Claude Goasguen est intervenu lors du colloque organisé, le 24 mai à l'Assemblée nationale, par les fédérations d'enseignement supérieur associatif, sur le thème du financement.
"L’enseignement supérieur privé s’inscrit dans une profonde réforme du monde de l’enseignement supérieur dans son ensemble. Nous nous orientons vers une fusion des systèmes, avec des différenciations internes. La loi sur les universités que nous avons votée, aux côtés de Valérie Pécresse, sans difficulté, transforme profondément notre système universitaire. Elle crée l’autonomie des établissements universitaires. Il s’agit d’une révolution pour les universités françaises, qui s’étaient limitées, jusqu'alors, à une vision juridique de l’autonomie. Celle-ci, dans sa nouvelle acception, fait partie du substrat politique que le Président de la République a souhaité donner à son système universitaire, et nous ne l’abandonnerons pas.

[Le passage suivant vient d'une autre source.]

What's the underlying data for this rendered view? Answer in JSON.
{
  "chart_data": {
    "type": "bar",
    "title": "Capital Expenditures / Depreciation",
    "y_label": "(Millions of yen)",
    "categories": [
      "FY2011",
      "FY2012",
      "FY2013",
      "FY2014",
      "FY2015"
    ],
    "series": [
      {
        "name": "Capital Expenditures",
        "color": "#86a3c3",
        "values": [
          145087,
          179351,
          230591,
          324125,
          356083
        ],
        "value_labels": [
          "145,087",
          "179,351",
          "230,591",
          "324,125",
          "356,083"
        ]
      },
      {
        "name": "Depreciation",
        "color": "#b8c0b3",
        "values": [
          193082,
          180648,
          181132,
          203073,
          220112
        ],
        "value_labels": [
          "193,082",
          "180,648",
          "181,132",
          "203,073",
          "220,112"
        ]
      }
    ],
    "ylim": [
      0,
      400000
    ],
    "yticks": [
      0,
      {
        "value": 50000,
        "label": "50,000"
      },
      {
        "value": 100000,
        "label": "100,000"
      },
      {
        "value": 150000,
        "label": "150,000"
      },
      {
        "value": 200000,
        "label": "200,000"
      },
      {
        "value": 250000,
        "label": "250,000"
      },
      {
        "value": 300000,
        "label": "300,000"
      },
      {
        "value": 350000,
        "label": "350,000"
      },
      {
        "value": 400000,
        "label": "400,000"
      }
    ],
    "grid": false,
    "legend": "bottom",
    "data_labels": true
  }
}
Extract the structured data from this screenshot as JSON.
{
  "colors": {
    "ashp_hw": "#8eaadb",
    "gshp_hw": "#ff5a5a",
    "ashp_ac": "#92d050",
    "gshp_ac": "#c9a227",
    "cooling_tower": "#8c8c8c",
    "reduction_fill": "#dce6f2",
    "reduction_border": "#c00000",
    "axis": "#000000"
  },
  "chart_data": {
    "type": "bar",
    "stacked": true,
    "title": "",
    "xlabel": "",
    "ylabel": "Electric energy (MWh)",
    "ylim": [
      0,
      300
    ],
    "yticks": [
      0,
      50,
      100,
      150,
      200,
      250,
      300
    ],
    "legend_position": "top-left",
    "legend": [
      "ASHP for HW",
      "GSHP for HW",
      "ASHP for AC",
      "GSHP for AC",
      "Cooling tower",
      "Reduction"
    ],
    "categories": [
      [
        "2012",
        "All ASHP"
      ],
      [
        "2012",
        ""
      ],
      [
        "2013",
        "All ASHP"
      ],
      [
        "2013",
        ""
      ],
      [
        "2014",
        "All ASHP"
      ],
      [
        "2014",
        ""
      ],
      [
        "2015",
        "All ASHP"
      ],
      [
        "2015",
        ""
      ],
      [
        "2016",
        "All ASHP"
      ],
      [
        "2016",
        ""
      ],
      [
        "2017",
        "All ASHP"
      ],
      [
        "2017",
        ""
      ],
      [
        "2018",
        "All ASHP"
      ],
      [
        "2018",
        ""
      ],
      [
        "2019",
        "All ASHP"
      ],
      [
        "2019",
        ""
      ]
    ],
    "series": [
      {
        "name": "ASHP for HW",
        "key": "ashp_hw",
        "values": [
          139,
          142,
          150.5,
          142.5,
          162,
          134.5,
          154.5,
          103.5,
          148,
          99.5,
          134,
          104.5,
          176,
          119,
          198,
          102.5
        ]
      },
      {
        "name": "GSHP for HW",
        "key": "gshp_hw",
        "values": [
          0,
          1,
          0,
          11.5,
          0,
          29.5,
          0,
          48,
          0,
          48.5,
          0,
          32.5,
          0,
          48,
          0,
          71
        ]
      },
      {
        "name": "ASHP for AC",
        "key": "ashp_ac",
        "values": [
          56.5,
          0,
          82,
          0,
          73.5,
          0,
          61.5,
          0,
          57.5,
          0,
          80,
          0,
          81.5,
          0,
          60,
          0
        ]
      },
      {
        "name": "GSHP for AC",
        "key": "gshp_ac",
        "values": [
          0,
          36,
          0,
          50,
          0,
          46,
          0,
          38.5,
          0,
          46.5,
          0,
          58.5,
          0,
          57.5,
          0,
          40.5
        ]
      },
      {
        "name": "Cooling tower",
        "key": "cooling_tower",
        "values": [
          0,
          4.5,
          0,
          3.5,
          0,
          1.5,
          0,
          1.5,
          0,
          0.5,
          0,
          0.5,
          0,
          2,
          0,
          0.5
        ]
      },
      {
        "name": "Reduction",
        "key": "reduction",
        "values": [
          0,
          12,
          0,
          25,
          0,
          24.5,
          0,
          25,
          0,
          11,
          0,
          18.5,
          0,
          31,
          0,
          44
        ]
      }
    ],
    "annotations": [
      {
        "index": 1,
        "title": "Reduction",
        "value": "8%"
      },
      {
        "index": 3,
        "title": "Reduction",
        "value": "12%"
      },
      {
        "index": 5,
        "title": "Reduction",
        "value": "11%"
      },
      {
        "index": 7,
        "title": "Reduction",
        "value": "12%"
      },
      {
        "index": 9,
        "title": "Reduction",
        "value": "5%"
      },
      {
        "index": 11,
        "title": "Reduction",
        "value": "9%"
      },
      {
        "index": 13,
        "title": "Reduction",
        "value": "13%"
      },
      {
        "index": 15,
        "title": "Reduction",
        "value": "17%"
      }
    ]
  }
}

Ce paysage remodelé appellera des changements dans le financement des établissements. Si la notion d’autonomie n’implique pas, en soi, la concurrence, elle suppose tout de même une émulation entre établissements. L’enseignement supérieur privé bénéficie d’une plasticité qui lui confère un avantage important pour tirer parti de ces évolutions, compte tenu notamment de la possibilité nouvelle de conclure des contrats internes à un établissement. De plus, l’enseignement supérieur privé a le mérite d’avoir compris que l’on pouvait proposer des produits de qualité avec des structures dont les coûts de fonctionnement sont beaucoup moins lourds. Des enseignements importants en découlent, pour l’ensemble du système universitaire.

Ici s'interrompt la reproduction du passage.